NAIROBI, Kenya (Morning Star News) – A woman in Ethiopia had been a Christian for six weeks when her husband found out and beat her for leaving Islam, sources said.
Habiba Ibrahim, a 34-year-old mother of three in Bokulu Boma, Ethiopia, received hospital treatment for three days after the assault earlier this month by her husband, Ibrahim Dido, the sources said. She had put her faith in Christ on Aug. 2 in Bokulu Boma, about 50 kilometers (31 miles) from the Moyale on the border between Ethiopia and Kenya.
Dido’s anger flared after Sept. 10 morning prayers at a nearby mosque, where he had confirmed rumors that his wife had left Islam, and he began striking her with tree branches, Ibrahim told Morning Star News.
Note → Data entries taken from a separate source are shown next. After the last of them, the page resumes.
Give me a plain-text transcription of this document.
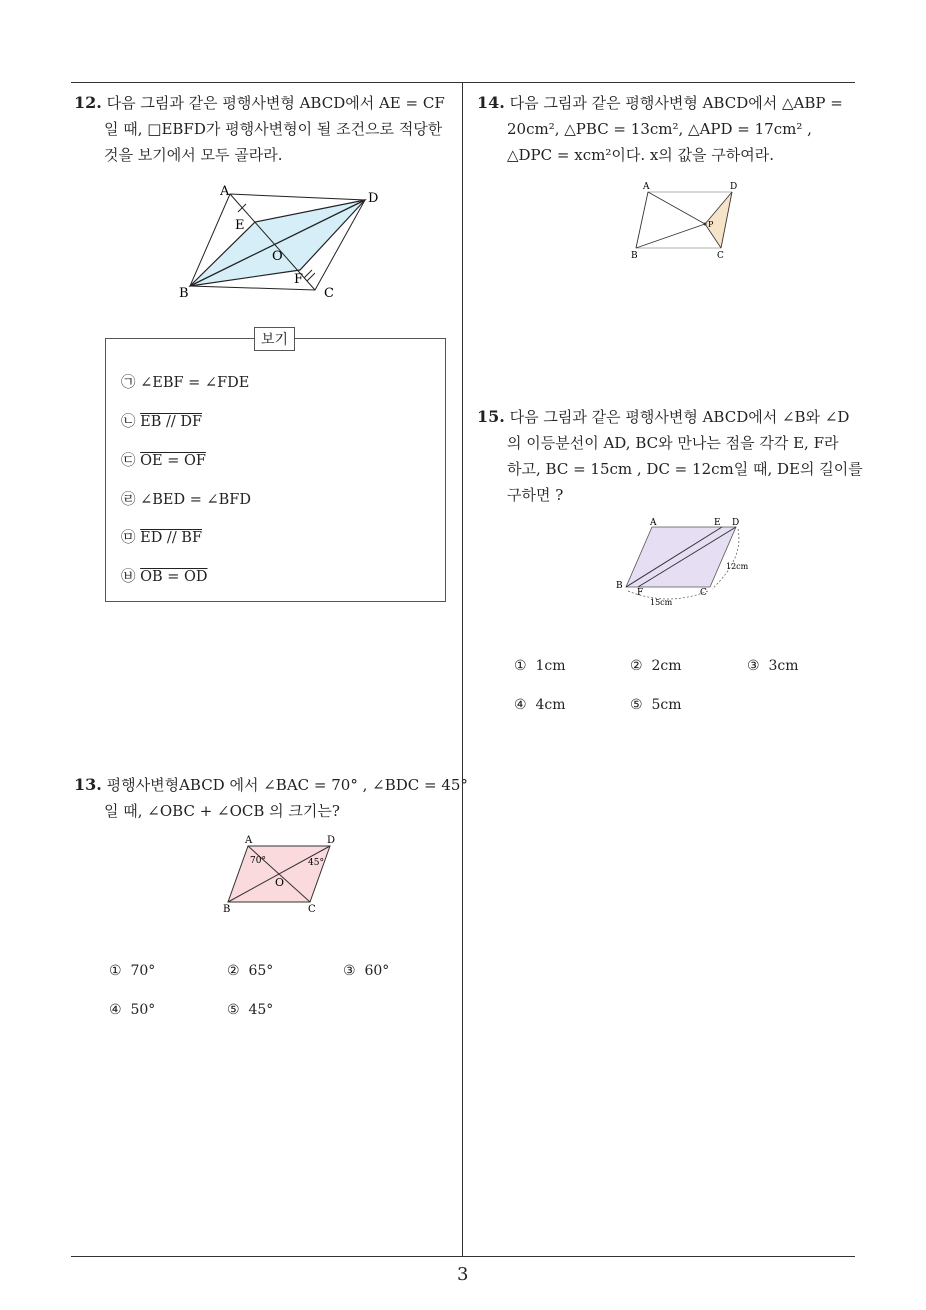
12. 다음 그림과 같은 평행사변형 ABCD에서 AE = CF
일 때, □EBFD가 평행사변형이 될 조건으로 적당한
것을 보기에서 모두 골라라.
A	D
E
O
F
B	C
보기
㉠ ∠EBF = ∠FDE
㉡ EB // DF
㉢ OE = OF
㉣ ∠BED = ∠BFD
㉤ ED // BF
㉥ OB = OD
13. 평행사변형ABCD 에서 ∠BAC = 70° , ∠BDC = 45°
일 때, ∠OBC + ∠OCB 의 크기는?
A	D
B	C
O
70°	45°
① 70°	② 65°	③ 60°
④ 50°	⑤ 45°
14. 다음 그림과 같은 평행사변형 ABCD에서 △ABP =
20cm², △PBC = 13cm², △APD = 17cm² ,
△DPC = xcm²이다. x의 값을 구하여라.
A	D
B	C
P
15. 다음 그림과 같은 평행사변형 ABCD에서 ∠B와 ∠D
의 이등분선이 AD, BC와 만나는 점을 각각 E, F라
하고, BC = 15cm , DC = 12cm일 때, DE의 길이를
구하면 ?
A	E D
B
F	C
12cm
15cm
① 1cm	② 2cm	③ 3cm
④ 4cm	⑤ 5cm
3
“He locked me in the house and began beating me with sticks, and immediately neighbors arrived and rescued me from my husband’s wrath,” she said.
A neighbor who helped rescue her said Ibrahim’s clothes were covered with blood from a deep cut on her forehead.
“Her husband was shouting, saying that she should die for forsaking Islam,” the neighbor said.
Area residents rushed Ibrahim to a clinic in Bokulu Boma, and she was discharged after three days. Besides the gash on her head, she had bruises on her left hand and elbow.
Ibrahim had placed her faith in Christ after an evangelist spoke with her about saving faith in Christ’s sacrifice and resurrection. Their conversations were part of an evangelistic movement in northern Kenya and southern Ethiopia, begun 10 years ago, in the Burji language spoken by people living on both sides of the Moyale area.
After trusting in Christ, Ibrahim began stepping back from Islamic ritual, she said.
“My husband began questioning me on my laxity in Islamic activities, which I did not respond to,” Ibrahim said.
A week before the attack, a woman from the church with which Ibrahim had connected visited her, saying, “Take care for your life, because the Muslims have discovered that you have converted to Christianity,” a source said.
Ibrahim and her three children, ages 8, 6 and 3, have taken refuge in another village and need medical and financial support.
Ethiopia’s constitution requires the separation of state and religion, establishes freedom of religious choice and practice, prohibits religious discrimination and stipulates the government shall not interfere in the practice of any religion, according to the U.S. State Department’s 2015 International Religious Freedom Report.
Of the population of 99.4 million in Ethiopia, about 20 percent belong to Christian evangelical groups and 40 percent to the Ethiopian Orthodox Church (EOC), while about 34 percent of the total population is Muslim, according to Operation World.
Ethiopia ranked 18th on Open Doors’ 2016 World Watch List of countries where persecution of Christians is most severe.